Dün'ya
- Berrin Mula
- 2 Ağu 2024
- 1 dakikada okunur
Doğum, yaşam, ölüm... Sonunu bildiğimiz yolun ortasındayız. Kalp atışlarımız adımlarımız. Gözlerimiz neden hep korku dolu? Varış noktamız aynıyken hele. Sevmiyorum korkmayı pek. Heyecanı, endişeyi, kalbimi hızlandıran hiçbir şeyi. Ben yolumu yavaş yürümek istiyorum çünkü. Bazen de çok seviyorum, tersine. Hayır, bu sefer ölüme koşmaktan hoşlandığımdan değil.

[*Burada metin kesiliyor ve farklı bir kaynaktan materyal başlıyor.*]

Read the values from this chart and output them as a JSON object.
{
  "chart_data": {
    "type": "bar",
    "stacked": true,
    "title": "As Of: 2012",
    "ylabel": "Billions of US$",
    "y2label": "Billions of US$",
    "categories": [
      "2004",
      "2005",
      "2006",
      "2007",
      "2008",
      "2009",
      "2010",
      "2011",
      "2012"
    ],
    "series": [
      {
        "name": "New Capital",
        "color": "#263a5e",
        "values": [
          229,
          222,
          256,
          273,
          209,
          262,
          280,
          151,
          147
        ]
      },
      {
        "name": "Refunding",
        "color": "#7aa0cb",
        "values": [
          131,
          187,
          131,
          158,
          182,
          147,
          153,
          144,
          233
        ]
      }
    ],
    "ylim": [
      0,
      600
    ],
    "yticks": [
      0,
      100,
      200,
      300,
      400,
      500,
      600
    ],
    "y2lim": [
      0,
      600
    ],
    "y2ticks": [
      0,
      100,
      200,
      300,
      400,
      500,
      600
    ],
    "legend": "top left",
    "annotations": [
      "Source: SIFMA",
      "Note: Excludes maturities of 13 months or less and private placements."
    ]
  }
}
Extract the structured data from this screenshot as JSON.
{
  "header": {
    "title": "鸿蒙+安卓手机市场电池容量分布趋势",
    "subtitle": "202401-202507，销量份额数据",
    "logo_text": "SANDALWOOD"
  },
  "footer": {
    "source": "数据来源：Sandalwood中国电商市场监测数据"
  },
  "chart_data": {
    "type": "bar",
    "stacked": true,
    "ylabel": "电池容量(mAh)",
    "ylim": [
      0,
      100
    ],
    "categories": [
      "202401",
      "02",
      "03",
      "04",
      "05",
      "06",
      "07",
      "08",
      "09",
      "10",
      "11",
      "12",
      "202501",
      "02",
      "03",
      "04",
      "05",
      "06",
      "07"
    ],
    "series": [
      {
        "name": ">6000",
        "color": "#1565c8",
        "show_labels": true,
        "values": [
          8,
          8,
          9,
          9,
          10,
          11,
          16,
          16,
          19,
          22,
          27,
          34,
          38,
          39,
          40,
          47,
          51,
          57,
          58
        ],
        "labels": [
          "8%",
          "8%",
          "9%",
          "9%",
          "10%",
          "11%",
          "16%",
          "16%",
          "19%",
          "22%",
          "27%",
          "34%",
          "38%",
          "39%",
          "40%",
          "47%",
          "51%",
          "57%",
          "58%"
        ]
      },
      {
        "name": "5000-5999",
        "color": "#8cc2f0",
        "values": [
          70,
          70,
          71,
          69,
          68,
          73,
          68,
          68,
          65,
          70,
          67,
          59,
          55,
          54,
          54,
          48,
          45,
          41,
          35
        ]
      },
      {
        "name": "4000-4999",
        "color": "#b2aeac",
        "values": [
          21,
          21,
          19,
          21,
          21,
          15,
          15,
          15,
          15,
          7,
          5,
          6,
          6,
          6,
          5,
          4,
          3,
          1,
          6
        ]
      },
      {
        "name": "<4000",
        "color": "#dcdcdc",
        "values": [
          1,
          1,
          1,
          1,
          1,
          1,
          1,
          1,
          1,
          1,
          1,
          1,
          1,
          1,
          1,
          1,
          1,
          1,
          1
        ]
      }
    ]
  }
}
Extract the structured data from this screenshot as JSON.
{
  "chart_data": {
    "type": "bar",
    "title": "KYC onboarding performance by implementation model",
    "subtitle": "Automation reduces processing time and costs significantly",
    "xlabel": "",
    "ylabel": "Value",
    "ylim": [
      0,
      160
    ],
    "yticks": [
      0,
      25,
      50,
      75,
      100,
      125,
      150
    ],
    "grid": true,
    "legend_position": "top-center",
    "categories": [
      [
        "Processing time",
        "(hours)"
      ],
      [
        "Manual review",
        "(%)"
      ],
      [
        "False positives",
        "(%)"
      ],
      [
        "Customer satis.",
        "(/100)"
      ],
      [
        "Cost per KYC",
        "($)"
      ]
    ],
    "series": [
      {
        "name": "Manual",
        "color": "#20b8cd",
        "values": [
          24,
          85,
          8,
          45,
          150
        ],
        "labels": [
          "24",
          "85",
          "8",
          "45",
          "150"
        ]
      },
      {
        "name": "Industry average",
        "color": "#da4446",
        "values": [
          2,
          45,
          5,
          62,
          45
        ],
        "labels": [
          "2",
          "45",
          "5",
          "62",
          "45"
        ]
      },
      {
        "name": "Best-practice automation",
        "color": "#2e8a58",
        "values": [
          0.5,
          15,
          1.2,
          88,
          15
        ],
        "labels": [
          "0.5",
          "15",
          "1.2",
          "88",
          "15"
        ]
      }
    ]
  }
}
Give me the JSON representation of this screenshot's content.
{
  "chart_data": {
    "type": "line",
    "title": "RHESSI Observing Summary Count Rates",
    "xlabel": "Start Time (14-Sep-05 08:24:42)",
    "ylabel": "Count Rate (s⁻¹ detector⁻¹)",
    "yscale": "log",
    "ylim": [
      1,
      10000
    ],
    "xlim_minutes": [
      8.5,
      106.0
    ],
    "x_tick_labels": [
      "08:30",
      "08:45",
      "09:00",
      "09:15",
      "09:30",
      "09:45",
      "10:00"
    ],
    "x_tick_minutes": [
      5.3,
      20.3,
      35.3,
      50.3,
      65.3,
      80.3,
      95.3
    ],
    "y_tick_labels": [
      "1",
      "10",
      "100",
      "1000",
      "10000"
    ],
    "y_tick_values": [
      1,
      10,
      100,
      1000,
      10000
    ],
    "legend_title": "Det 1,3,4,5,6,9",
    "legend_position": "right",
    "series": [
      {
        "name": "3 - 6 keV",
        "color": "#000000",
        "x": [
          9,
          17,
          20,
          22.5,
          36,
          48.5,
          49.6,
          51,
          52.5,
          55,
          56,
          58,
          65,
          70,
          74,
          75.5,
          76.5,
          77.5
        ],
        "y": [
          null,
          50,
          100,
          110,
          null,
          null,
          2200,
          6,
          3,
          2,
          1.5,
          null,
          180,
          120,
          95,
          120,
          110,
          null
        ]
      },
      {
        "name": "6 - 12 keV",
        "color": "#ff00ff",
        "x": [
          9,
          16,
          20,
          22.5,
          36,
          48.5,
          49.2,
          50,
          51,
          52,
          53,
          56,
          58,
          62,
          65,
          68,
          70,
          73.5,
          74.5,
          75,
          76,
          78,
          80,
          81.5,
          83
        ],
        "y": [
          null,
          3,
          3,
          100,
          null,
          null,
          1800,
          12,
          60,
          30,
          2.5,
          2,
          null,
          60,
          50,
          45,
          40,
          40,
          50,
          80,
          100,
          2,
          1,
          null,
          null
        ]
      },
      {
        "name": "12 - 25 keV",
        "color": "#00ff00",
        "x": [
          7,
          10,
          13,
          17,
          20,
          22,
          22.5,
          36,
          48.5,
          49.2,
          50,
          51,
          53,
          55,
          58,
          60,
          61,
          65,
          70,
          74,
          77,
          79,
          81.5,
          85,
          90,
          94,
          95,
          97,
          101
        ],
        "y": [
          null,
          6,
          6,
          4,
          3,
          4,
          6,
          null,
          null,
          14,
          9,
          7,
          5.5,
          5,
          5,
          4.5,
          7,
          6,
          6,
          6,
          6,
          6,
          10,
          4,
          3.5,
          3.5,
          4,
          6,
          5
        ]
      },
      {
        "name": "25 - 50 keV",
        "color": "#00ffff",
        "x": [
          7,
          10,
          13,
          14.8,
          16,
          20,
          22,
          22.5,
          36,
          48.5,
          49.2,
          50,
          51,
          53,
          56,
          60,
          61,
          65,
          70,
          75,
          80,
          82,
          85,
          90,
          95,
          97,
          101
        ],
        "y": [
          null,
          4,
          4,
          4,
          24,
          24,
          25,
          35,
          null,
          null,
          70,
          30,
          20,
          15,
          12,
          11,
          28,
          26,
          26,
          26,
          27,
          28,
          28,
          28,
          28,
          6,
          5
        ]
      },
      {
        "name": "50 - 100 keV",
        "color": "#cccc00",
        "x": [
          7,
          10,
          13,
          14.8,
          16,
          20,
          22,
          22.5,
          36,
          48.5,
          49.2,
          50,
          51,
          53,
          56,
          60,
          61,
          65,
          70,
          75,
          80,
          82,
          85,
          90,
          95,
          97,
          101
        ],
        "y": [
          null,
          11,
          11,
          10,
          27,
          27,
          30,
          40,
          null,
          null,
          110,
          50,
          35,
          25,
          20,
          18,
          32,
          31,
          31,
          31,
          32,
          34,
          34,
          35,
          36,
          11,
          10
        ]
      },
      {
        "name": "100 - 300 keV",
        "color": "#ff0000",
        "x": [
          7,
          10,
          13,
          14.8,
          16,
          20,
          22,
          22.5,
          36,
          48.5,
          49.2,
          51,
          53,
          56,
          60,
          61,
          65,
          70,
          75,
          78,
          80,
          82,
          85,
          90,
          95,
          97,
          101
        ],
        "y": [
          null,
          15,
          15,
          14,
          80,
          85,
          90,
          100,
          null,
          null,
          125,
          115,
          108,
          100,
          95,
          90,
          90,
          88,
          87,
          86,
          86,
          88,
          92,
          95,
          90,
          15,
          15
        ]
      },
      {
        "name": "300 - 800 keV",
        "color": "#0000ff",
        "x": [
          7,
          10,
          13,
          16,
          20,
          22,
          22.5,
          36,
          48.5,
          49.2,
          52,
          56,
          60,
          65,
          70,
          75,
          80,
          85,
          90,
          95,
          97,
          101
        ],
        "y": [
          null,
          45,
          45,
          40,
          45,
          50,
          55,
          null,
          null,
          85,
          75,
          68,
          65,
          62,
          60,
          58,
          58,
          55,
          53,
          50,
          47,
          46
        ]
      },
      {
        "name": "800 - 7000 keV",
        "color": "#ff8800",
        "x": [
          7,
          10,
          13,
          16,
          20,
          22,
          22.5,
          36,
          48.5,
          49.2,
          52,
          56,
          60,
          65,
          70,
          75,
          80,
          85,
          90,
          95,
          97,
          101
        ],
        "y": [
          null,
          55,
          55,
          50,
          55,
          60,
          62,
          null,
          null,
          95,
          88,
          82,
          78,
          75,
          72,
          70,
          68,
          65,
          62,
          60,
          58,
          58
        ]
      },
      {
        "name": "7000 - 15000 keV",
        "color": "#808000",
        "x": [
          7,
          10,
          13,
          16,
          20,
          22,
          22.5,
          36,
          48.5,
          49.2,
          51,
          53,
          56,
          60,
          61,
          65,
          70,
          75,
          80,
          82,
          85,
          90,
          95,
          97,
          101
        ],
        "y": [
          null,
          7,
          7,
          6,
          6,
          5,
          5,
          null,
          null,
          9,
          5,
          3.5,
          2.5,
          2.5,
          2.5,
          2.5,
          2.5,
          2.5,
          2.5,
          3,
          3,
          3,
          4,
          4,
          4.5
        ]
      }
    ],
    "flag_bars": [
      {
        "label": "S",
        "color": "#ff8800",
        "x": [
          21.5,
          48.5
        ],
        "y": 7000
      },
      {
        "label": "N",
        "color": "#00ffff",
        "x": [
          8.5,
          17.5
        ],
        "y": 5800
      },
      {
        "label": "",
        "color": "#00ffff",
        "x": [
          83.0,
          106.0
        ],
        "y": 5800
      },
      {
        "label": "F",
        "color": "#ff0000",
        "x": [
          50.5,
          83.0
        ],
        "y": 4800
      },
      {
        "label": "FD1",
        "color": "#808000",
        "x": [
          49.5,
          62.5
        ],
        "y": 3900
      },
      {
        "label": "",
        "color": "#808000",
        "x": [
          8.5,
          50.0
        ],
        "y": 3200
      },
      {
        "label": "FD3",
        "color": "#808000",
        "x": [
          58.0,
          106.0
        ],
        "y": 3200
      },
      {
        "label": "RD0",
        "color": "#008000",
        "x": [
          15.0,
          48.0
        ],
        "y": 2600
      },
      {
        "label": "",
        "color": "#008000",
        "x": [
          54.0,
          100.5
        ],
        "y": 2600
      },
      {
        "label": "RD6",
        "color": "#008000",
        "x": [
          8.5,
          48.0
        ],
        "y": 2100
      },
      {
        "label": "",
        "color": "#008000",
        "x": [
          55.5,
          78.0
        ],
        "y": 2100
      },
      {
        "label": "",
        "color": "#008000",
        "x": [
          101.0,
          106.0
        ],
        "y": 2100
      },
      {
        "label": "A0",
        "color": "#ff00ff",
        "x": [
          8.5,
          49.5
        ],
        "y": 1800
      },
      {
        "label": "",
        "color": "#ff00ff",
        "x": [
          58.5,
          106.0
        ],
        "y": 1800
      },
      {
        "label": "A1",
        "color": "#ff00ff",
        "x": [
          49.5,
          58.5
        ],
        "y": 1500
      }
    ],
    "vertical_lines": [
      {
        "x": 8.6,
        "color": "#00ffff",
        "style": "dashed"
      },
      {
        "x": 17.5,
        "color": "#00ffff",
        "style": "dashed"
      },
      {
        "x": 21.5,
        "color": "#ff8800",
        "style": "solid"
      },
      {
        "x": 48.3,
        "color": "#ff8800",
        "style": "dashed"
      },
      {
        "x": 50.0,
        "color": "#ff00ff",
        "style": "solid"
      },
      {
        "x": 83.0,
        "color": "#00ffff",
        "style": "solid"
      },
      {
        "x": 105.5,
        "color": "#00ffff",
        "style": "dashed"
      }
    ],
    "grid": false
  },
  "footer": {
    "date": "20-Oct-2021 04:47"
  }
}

Çünkü sevdiğim zaman hızlı kalp atışlarımı, ölüm de kaçıyor bir nebze benden. "Fani hayatında bu tutku, yaşama heyecanı neden?" soruyor. Cevabım yok, bilmiyorum. Bazen hayatı bazen de yaşadığımı hissetmeyi seviyorum, oluveriyor. Yine de zamanın bu zıtlıkları içinde insanların aynılığını düşününce komik geliyor. Doğ, büyü, oku, kalıplara gir, aşık ol -ya da olma-, evlen; sonra aynı döngüyü yaşaması üzere bir çocuk getir yıllardır tek şikayetin olan dünyaya. En güzel hayatı onun yapmaya çalış, kendininkini yapamamışken. Sonra öl. Huzur içinde öl ama. Huzursuzlukların "0" noktası olan dünyayı arınmış bir şekilde götür toprağın soğukluğuna. Ne mümkün? Hepimiz bir annenin çocuğu, hayatın sonucuyuz. Bazen sanıyoruz ki ilkiz ve sonuncuyuz. Ama görüyorum ki birbirimizi tanıyamamış, kendimiziyse "diğerleri" ile farklı sanıyoruz. Belki de bilip de bilmezden geliyoruz. İçinde aynı kalbin attığı bedenleri fazla ayırıyoruz. Nolmuş yani? Hepimiz topraktan geldik, toprağa gidiyoruz.
Berrin Mula
Son cümle çok güzel bir özet olmuş. "Hepimiz topraktan geldik toprağa gidiyoruz."